Par le mental, l'homme produit un souffle, et ce souffle agit sur de la substance. Si l'homme élève son niveau de conscience de la terre et de ciel en ciel, son mental produira un souffle en rapport avec le niveau atteint. Dans ces conditions, un souffle peut être de vérité ou d'erreur, selon sa source. Il reste alors à savoir quels niveaux sont susceptibles d'engendrer le vrai ou le faux, en tenant compte, que les niveaux qui peuvent engendrer le vrai, peuvent également engendrer le faux. On sait en Genèse 3, que ce niveau est très élevé et qu'il correspond à Adam, l'Etre conscient universel, dans sa phase sensible.
Enfin, il n'existe qu'un seul souffle qui ne soit pas le résultat d'une source mentale : le souffle sacré d'Elohim qui avant même toute création, plane au-dessus des eaux, lesquelles forment le champ de la future conscience et du futur mental. Ce souffle sacré ne peut donc jamais être de vérité ou d'erreur, puisqu'il n'y a pas de mental, et, sans mental, il n'y a pas d'activité d'identification et de reconnaissance de la réalité, comme c'est le cas chez les êtres produits. Ce souffle sacré est l'Esprit d'Elohim, agissant comme une perturbation fondamentale du néant afin de produire par contradiction l'Etre, de façon intemporelle. Ce souffle a donc les propriétés d'une négation logique, fondement de tout langage. Ce qui est chaotique et désordonné devient ainsi ordonné et constructible.
Alors le verset est le suivant :
1 Jean 4,6 Nous sommes d’Elohîms. Celui qui pénètre Elohîms nous entend; celui qui n’est pas d’Elohîms ne nous entend pas. À cela nous pénétrons le souffle de vérité et le souffle de l’erreur.

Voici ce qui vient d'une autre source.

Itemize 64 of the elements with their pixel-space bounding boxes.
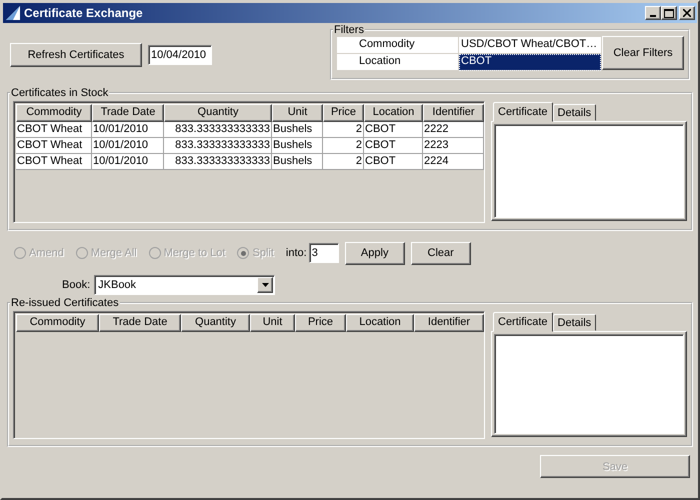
maximize-button[interactable] [661, 6, 677, 20]
apply-button[interactable]: Apply [344, 242, 405, 264]
group-title: Filters [333, 24, 365, 36]
minimize-button[interactable] [645, 6, 661, 20]
table-cell: 2 [323, 154, 364, 170]
column-header[interactable]: Unit [250, 314, 295, 332]
tab[interactable]: Details [552, 314, 596, 331]
table-cell: 2222 [423, 122, 484, 138]
into-label: into: [286, 247, 307, 259]
table-cell: CBOT Wheat [16, 154, 92, 170]
table-cell: 2 [323, 138, 364, 154]
table-cell: CBOT [364, 154, 423, 170]
table-cell: CBOT Wheat [16, 122, 92, 138]
table-cell: 2 [323, 122, 364, 138]
column-header[interactable]: Identifier [423, 104, 484, 122]
table-cell: CBOT [364, 138, 423, 154]
column-header[interactable]: Quantity [164, 104, 272, 122]
column-header[interactable]: Location [346, 314, 414, 332]
window-title: Certificate Exchange [24, 6, 143, 20]
table-cell: 10/01/2010 [92, 154, 164, 170]
radio-icon [237, 247, 250, 259]
column-header[interactable]: Location [364, 104, 423, 122]
radio-icon [14, 247, 26, 259]
table-cell: Bushels [272, 154, 323, 170]
column-header[interactable]: Commodity [16, 104, 92, 122]
column-header[interactable]: Commodity [16, 314, 99, 332]
app-icon [5, 5, 21, 21]
group-title: Re-issued Certificates [10, 297, 120, 309]
tab[interactable]: Details [552, 104, 596, 121]
group-title: Certificates in Stock [10, 87, 110, 99]
radio-icon [148, 247, 161, 259]
filter-value[interactable]: CBOT [459, 54, 601, 71]
date-field[interactable]: 10/04/2010 [148, 45, 212, 65]
column-header[interactable]: Trade Date [99, 314, 181, 332]
table-cell: 2223 [423, 138, 484, 154]
table-cell: 2224 [423, 154, 484, 170]
close-button[interactable] [679, 6, 695, 20]
book-label: Book: [62, 279, 90, 291]
clear-filters-button[interactable]: Clear Filters [602, 36, 684, 70]
filter-label: Commodity [337, 37, 459, 54]
table-cell: 10/01/2010 [92, 138, 164, 154]
close-icon [683, 9, 691, 17]
tab[interactable]: Certificate [493, 102, 553, 122]
refresh-button[interactable]: Refresh Certificates [10, 43, 142, 67]
clear-button[interactable]: Clear [410, 242, 471, 264]
split-count-field[interactable]: 3 [308, 243, 339, 263]
column-header[interactable]: Unit [272, 104, 323, 122]
table-cell: 833.333333333333 [164, 138, 272, 154]
tab[interactable]: Certificate [493, 312, 553, 332]
table-cell: 10/01/2010 [92, 122, 164, 138]
radio-icon [76, 247, 88, 259]
table-cell: Bushels [272, 138, 323, 154]
table-cell: CBOT [364, 122, 423, 138]
table-cell: 833.333333333333 [164, 122, 272, 138]
column-header[interactable]: Price [323, 104, 364, 122]
column-header[interactable]: Identifier [414, 314, 484, 332]
book-dropdown[interactable]: JKBook [94, 275, 276, 295]
column-header[interactable]: Trade Date [92, 104, 164, 122]
table-cell: CBOT Wheat [16, 138, 92, 154]
maximize-icon [664, 8, 674, 18]
column-header[interactable]: Quantity [181, 314, 250, 332]
table-cell: Bushels [272, 122, 323, 138]
column-header[interactable]: Price [295, 314, 346, 332]
table-cell: 833.333333333333 [164, 154, 272, 170]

Le terme "pénétrer" représente l'idée de pouvoir entrer dans un domaine à partir de l'extérieur. Vis-à-vis d'Elohim, qui est l'Unique, cette pénétration ne peut se faire que par distinction en conscience de ce qui est du domaine d'Elohim et de ce qui est d'un domaine plus restreint. Cette distinction est une compréhension de Dieu et par la connaissance ou la reconnaissance de ce qui vient de Dieu ou non, on pénètre Elohim ou non.
Alors le verset fait état que ceux qui pénètrent Elohim sont aussi ceux qui comprennent le sens de cette révélation alors que ceux qui ne pénètrent pas Elohim ne peuvent pas comprendre. Ceux qui pénètrent Elohim sont aussi ceux qui distinguent vérité et erreur, alors que ceux qui ne pénètrent pas Elohim n'ont pas ce discernement.

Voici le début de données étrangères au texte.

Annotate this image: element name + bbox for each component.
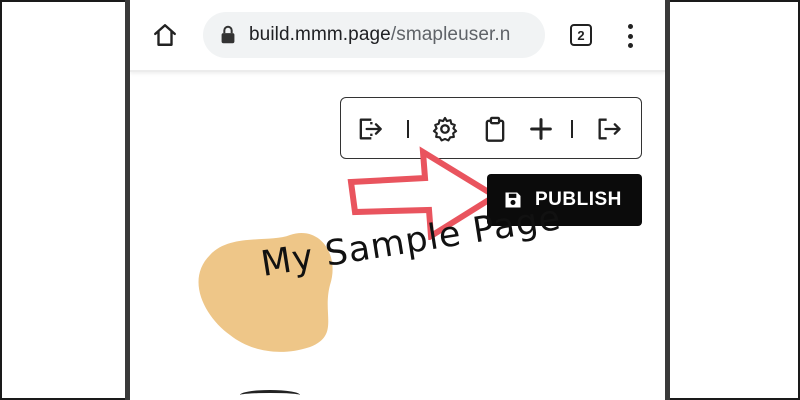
phone-screen: build.mmm.page/smapleuser.n 2 PUBLISH My… — [125, 0, 670, 400]
url-path: /smapleuser.n — [390, 24, 511, 45]
tab-switcher-button[interactable]: 2 — [570, 24, 592, 46]
toolbar-divider — [407, 120, 409, 138]
home-icon — [154, 24, 176, 46]
tab-count-label: 2 — [577, 27, 585, 43]
clipboard-icon[interactable] — [481, 115, 509, 143]
lock-icon — [221, 25, 235, 44]
browser-toolbar: build.mmm.page/smapleuser.n 2 — [130, 0, 665, 72]
gear-icon[interactable] — [431, 115, 459, 143]
plus-icon[interactable] — [527, 115, 555, 143]
home-button[interactable] — [150, 20, 180, 50]
logout-icon[interactable] — [595, 115, 623, 143]
url-text: build.mmm.page/smapleuser.n — [249, 24, 510, 46]
address-bar[interactable]: build.mmm.page/smapleuser.n — [203, 12, 545, 58]
export-icon[interactable] — [355, 115, 383, 143]
toolbar-divider — [571, 120, 573, 138]
url-host: build.mmm.page — [249, 24, 391, 45]
bottom-element-hint — [240, 390, 300, 400]
more-options-icon[interactable] — [624, 22, 636, 50]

Enfin, pour lever toute invraisemblance, celui qui sait discerner le vrai, sait donc discerner l'erreur, mais celui qui sait discerner l'erreur sait aussi discerner le vrai. Il y a ici correspondance biunivoque. Il suffit d'avoir le discernement de l'un des deux pour avoir le discernement intégral.
Il n'y a aucun souffle spécial de vérité qui devrait être acquis ou reçu par la religion. Celle-ci apporte le discernement logique. Lors de l'adhérence à Jésus, celui-ci, qui s'accorde avec le souffle sacré, effectue le discernement, que la conscience en soit capable ou non. Le souffle sacré est le souffle de référence. Cependant, la conscience doit consentir à pratiquer et s'exercer à discerner elle aussi. Alors elle peut pénétrer de degré en degré Elohim, et alors atteindre le discernement du vrai et du faux, par l'évaluation de l'écart entre le souffle de référence et celui qu'elle produit.